Quota 103 non funziona: boom di rinunce alla pensione anticipata

Solo 1.153 uscite in un anno: assegni più bassi, attese più lunghe e nuovi limiti scoraggiano i lavoratori. Ecco cosa sta succedendo

Quota 103 non funziona: boom di rinunce alla pensione anticipata

Quota 103 sembra ormai destinata a uscire di scena. Lo dicono i numeri, impietosi: appena 1.153 le pensioni liquidate nel 2024 con questa formula, secondo un’elaborazione dei rendiconti sociali regionali del Civ dell’Inps. Un risultato ben lontano dalle aspettative, legato in larga parte al nuovo assetto normativo introdotto dal governo, che ha reso la misura meno appetibile.

Cosa è cambiato

Quota 103 permetteva di andare in pensione con almeno 62 anni di età e 41 anni di contributi. Ma dal 2024 chi sceglie questa via si trova di fronte a un assegno calcolato interamente con il metodo contributivo. Un ricalcolo che, nella maggior parte dei casi, comporta una riduzione dell'importo mensile. A questo si è aggiunta l’estensione delle “finestre mobili”: sette mesi per i lavoratori del settore privato e nove per quelli del pubblico. Di fatto, quindi, le prime pensioni con i nuovi requisiti sono arrivate solo da agosto per i privati e da ottobre per i pubblici.

Nel corso del 2024 le domande presentate per accedere a Quota 103 sono state poco meno di 15mila, incluse quelle inoltrate con i requisiti più favorevoli del 2023. Un dato che mette in luce quanto le modifiche normative abbiano inciso sulle scelte dei lavoratori. A frenare ulteriormente è stato anche il tetto massimo per l’assegno: nel 2024, chi opta per Quota 103 non può ricevere più di quattro volte il trattamento minimo fino all’età di vecchiaia.

A confronto, nel 2023 erano state 23.249 le pensioni anticipate con questa formula. Un calo netto, che si inserisce in una tendenza più ampia: nel primo semestre del 2025 l’Inps ha registrato una riduzione del 17,3% delle pensioni anticipate, scese a 98.356 contro le 118.550 dello stesso periodo dell’anno precedente.

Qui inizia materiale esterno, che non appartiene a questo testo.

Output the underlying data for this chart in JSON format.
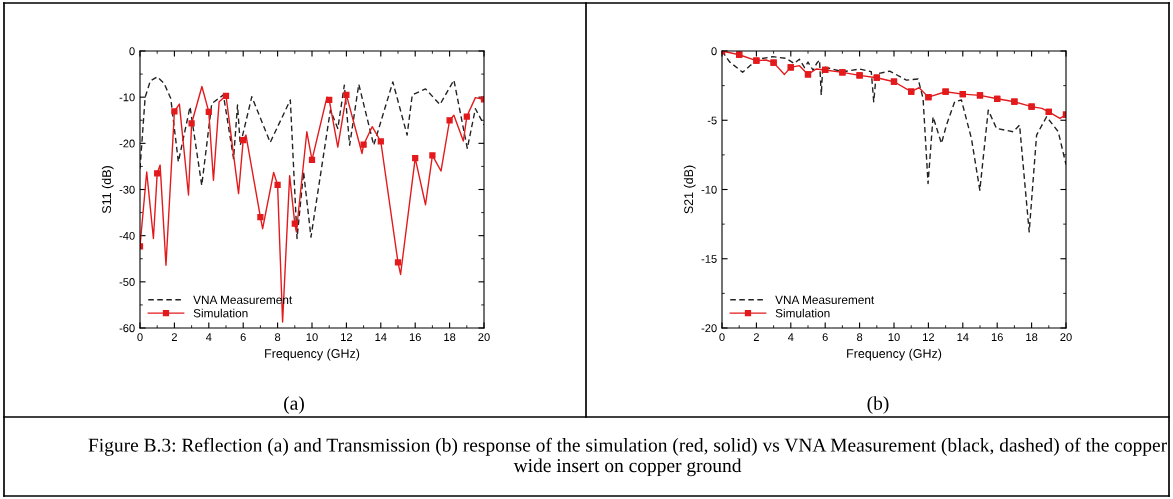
{
  "chart_data": [
    {
      "type": "line",
      "ylabel": "S11 (dB)",
      "xlabel": "Frequency (GHz)",
      "xlim": [
        0,
        20
      ],
      "xticks": [
        0,
        2,
        4,
        6,
        8,
        10,
        12,
        14,
        16,
        18,
        20
      ],
      "ylim": [
        -60,
        0
      ],
      "yticks": [
        -60,
        -50,
        -40,
        -30,
        -20,
        -10,
        0
      ],
      "legend": "bottom left",
      "annotations": [
        "(a)",
        "Figure B.3: Reflection (a) and Transmission (b) response of the simulation (red, solid) vs VNA Measurement (black, dashed) of the copper wide insert on copper ground"
      ],
      "series": [
        {
          "name": "VNA Measurement",
          "color": "#222222",
          "line_style": "dashed",
          "marker": "none",
          "x": [
            0,
            0.3,
            0.6,
            1.0,
            1.4,
            1.79,
            2.23,
            2.91,
            3.59,
            3.84,
            4.17,
            4.85,
            5.44,
            5.67,
            5.83,
            6.5,
            7.57,
            8.74,
            9.13,
            9.51,
            9.94,
            11.07,
            11.5,
            11.88,
            12.19,
            12.72,
            13.59,
            14.7,
            15.53,
            15.83,
            16.6,
            17.44,
            18.25,
            19.03,
            19.5,
            20
          ],
          "values": [
            -25.5,
            -10,
            -6.5,
            -5.6,
            -7,
            -10.3,
            -24,
            -12.1,
            -29.1,
            -21.5,
            -11.4,
            -9.5,
            -23.3,
            -11.7,
            -20.4,
            -9.9,
            -19.8,
            -10.6,
            -40.6,
            -26.2,
            -40.3,
            -12.8,
            -16.8,
            -7.4,
            -20.4,
            -7.2,
            -20.4,
            -6.7,
            -18.2,
            -9.5,
            -8.2,
            -11.6,
            -6.3,
            -21.1,
            -12.5,
            -16
          ]
        },
        {
          "type": "scatter",
          "color": "#e31a1c",
          "marker": "square",
          "x": [
            0,
            1,
            2,
            3,
            4,
            5,
            6,
            7,
            8,
            9,
            10,
            11,
            12,
            13,
            14,
            15,
            16,
            17,
            18,
            19,
            20
          ],
          "values": [
            -42.3,
            -26.5,
            -13.1,
            -15.7,
            -13.2,
            -9.7,
            -19.3,
            -36,
            -29,
            -37.4,
            -23.6,
            -10.6,
            -9.5,
            -20.3,
            -19.6,
            -45.8,
            -23.2,
            -22.6,
            -15,
            -14.2,
            -10.5
          ]
        },
        {
          "name": "Simulation",
          "color": "#e31a1c",
          "line_style": "solid",
          "marker": "none",
          "x": [
            0,
            0.39,
            0.78,
            1,
            1.17,
            1.51,
            2,
            2.29,
            2.82,
            3,
            3.6,
            4,
            4.27,
            4.6,
            5,
            5.73,
            6,
            6.16,
            7,
            7.13,
            7.77,
            8,
            8.29,
            8.7,
            9,
            9.09,
            9.7,
            10,
            10.87,
            11,
            11.5,
            12,
            12.91,
            13,
            13.5,
            14,
            15,
            15.15,
            16,
            16.6,
            17,
            17.5,
            18,
            18.25,
            18.8,
            19,
            19.5,
            20
          ],
          "values": [
            -42.3,
            -26.2,
            -40.6,
            -26.5,
            -24.7,
            -46.4,
            -13.1,
            -11.5,
            -31.2,
            -15.7,
            -7.7,
            -13.2,
            -28,
            -11,
            -9.7,
            -30.9,
            -19.3,
            -18.2,
            -36,
            -38.5,
            -26.3,
            -29,
            -58.7,
            -27,
            -37.4,
            -39.2,
            -17.5,
            -23.6,
            -10,
            -10.6,
            -20.8,
            -9.5,
            -22.2,
            -20.3,
            -16.4,
            -19.6,
            -45.8,
            -48.4,
            -23.2,
            -33.3,
            -22.6,
            -26,
            -15,
            -13.9,
            -19.5,
            -14.2,
            -10.1,
            -10.5
          ]
        }
      ]
    },
    {
      "type": "line",
      "ylabel": "S21 (dB)",
      "xlabel": "Frequency (GHz)",
      "xlim": [
        0,
        20
      ],
      "xticks": [
        0,
        2,
        4,
        6,
        8,
        10,
        12,
        14,
        16,
        18,
        20
      ],
      "ylim": [
        -20,
        0
      ],
      "yticks": [
        -20,
        -15,
        -10,
        -5,
        0
      ],
      "legend": "bottom left",
      "annotations": [
        "(b)"
      ],
      "series": [
        {
          "name": "VNA Measurement",
          "color": "#222222",
          "line_style": "dashed",
          "marker": "none",
          "x": [
            0,
            0.43,
            1.2,
            1.69,
            2.17,
            2.95,
            3.73,
            4.2,
            4.5,
            4.8,
            5.0,
            5.3,
            5.5,
            5.67,
            5.77,
            5.86,
            7.03,
            8.0,
            8.68,
            8.82,
            8.97,
            9.75,
            10.72,
            11.4,
            11.69,
            11.98,
            12.27,
            12.76,
            13.05,
            13.53,
            13.92,
            14.5,
            14.99,
            15.48,
            15.96,
            16.93,
            17.3,
            17.86,
            18.29,
            18.87,
            19.55,
            20
          ],
          "values": [
            0,
            -0.77,
            -1.54,
            -1.0,
            -0.58,
            -0.41,
            -0.53,
            -0.9,
            -0.6,
            -1.2,
            -0.8,
            -1.4,
            -0.9,
            -0.65,
            -3.18,
            -1.13,
            -1.5,
            -1.3,
            -1.5,
            -3.66,
            -1.66,
            -1.45,
            -2.1,
            -2.02,
            -3.42,
            -9.57,
            -4.75,
            -6.67,
            -5.35,
            -3.66,
            -3.54,
            -6.31,
            -10.05,
            -4.27,
            -5.59,
            -5.83,
            -5.35,
            -13.06,
            -6.07,
            -4.75,
            -5.83,
            -8.2
          ]
        },
        {
          "name": "Simulation",
          "color": "#e31a1c",
          "line_style": "solid",
          "marker": "square",
          "x": [
            0,
            1,
            2,
            2.56,
            3,
            3.63,
            4,
            4.5,
            5,
            5.48,
            6,
            7,
            8,
            9,
            10,
            11,
            11.46,
            12,
            13,
            14,
            15,
            16,
            17,
            18,
            18.6,
            19,
            19.65,
            20
          ],
          "values": [
            0,
            -0.27,
            -0.7,
            -0.65,
            -0.84,
            -1.69,
            -1.18,
            -1.06,
            -1.69,
            -1.3,
            -1.37,
            -1.54,
            -1.76,
            -1.93,
            -2.22,
            -2.94,
            -2.65,
            -3.33,
            -2.94,
            -3.11,
            -3.2,
            -3.45,
            -3.66,
            -4.02,
            -4.14,
            -4.39,
            -4.87,
            -4.6
          ]
        }
      ]
    }
  ]
}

L'alternativa: il bonus Giorgetti

Il quadro potrebbe cambiare nei prossimi mesi con il cosiddetto "bonus Giorgetti", ispirato al vecchio bonus Maroni. La misura consente al lavoratore che sceglie di restare in servizio, pur avendo maturato i requisiti per la pensione anticipata, di ricevere in busta paga i contributi previdenziali a suo carico, esentasse. Dal 2025 il bonus è stato esteso anche a chi raggiunge 42 anni e 10 mesi di contributi, indipendentemente dall’età. Un incentivo che potrebbe spingere molti a rimandare l’uscita dal lavoro.

Cosa succederà nella prossima Manovra

In vista della Legge di Bilancio, l’ipotesi più concreta è che Quota 103 venga accantonata. L’attenzione del governo sembra ora rivolta a rafforzare il canale di uscita riservato a chi è entrato nel mondo del lavoro dopo il 1996, cioè interamente nel sistema contributivo. Questi lavoratori possono accedere alla pensione a 64 anni, con almeno 25 anni di contributi. Dal 2030, però, la soglia salirà a 30 anni. Per poter lasciare il lavoro è necessario che la pensione sia pari ad almeno tre volte l’assegno sociale (circa 1.616 euro mensili nel 2025).

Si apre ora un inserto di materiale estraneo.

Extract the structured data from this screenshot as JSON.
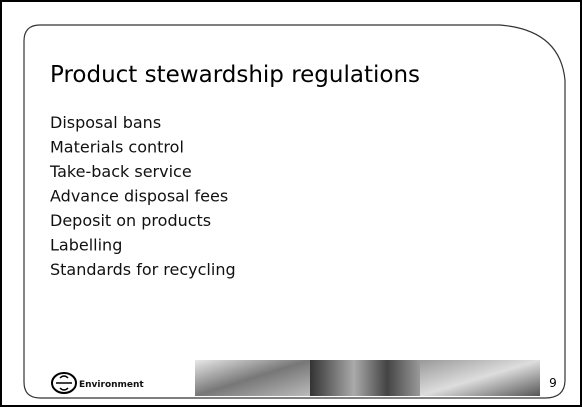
{
  "header": {
    "title": "Product stewardship regulations"
  },
  "items": [
    "Disposal bans",
    "Materials control",
    "Take-back service",
    "Advance disposal fees",
    "Deposit on products",
    "Labelling",
    "Standards for recycling"
  ],
  "footer": {
    "logo_text": "Environment",
    "page_number": "9"
  }
}
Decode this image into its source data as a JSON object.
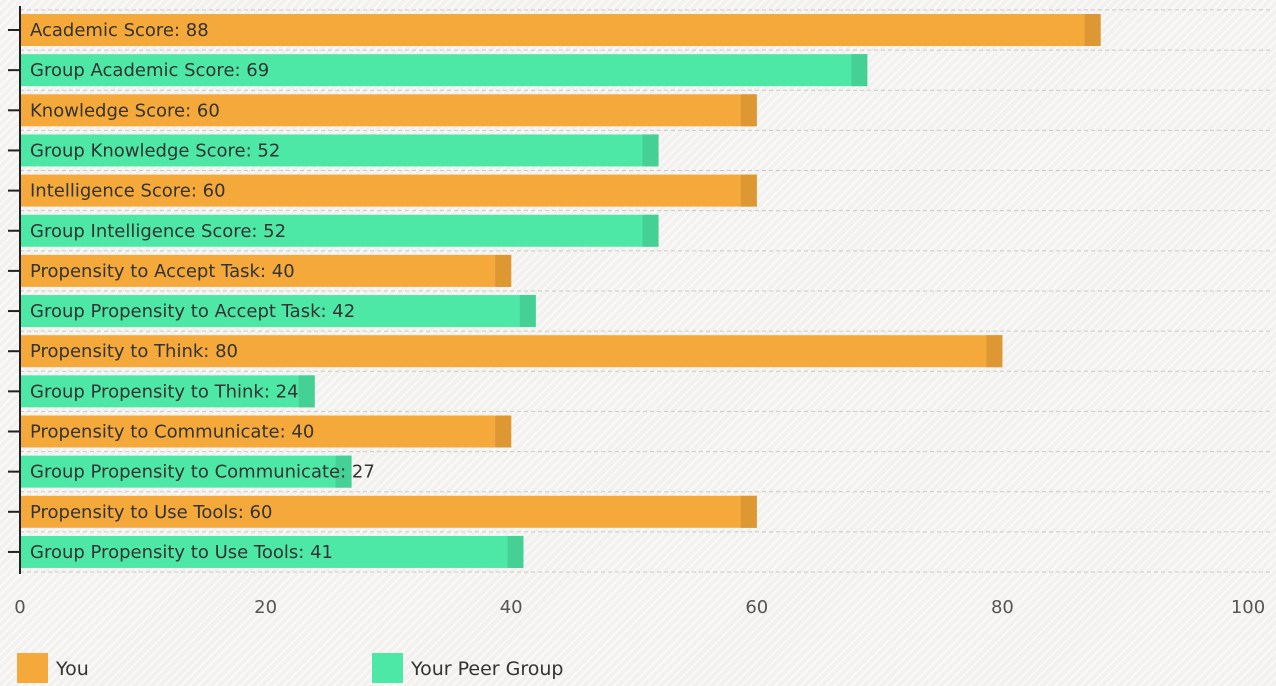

Per le donne il requisito è leggermente più basso: l’importo minimo scende a 2,8 volte l’assegno sociale con un figlio e a 2,6 volte con due o più figli. Fino ai 67 anni, invece, l’assegno massimo non potrà superare cinque volte l’assegno sociale, ovvero circa 2.025 euro mensili.

Un altro punto in discussione è l’uso del Trattamento di fine rapporto. La Lega propone di estendere la possibilità di pensionamento anticipato anche ai lavoratori con contribuzione mista, utilizzando parte del Tfr accantonato nel conto di tesoreria dell’Inps – cioè quello non destinato alla previdenza integrativa – per agevolare il raggiungimento dell'importo minimo richiesto per l'uscita.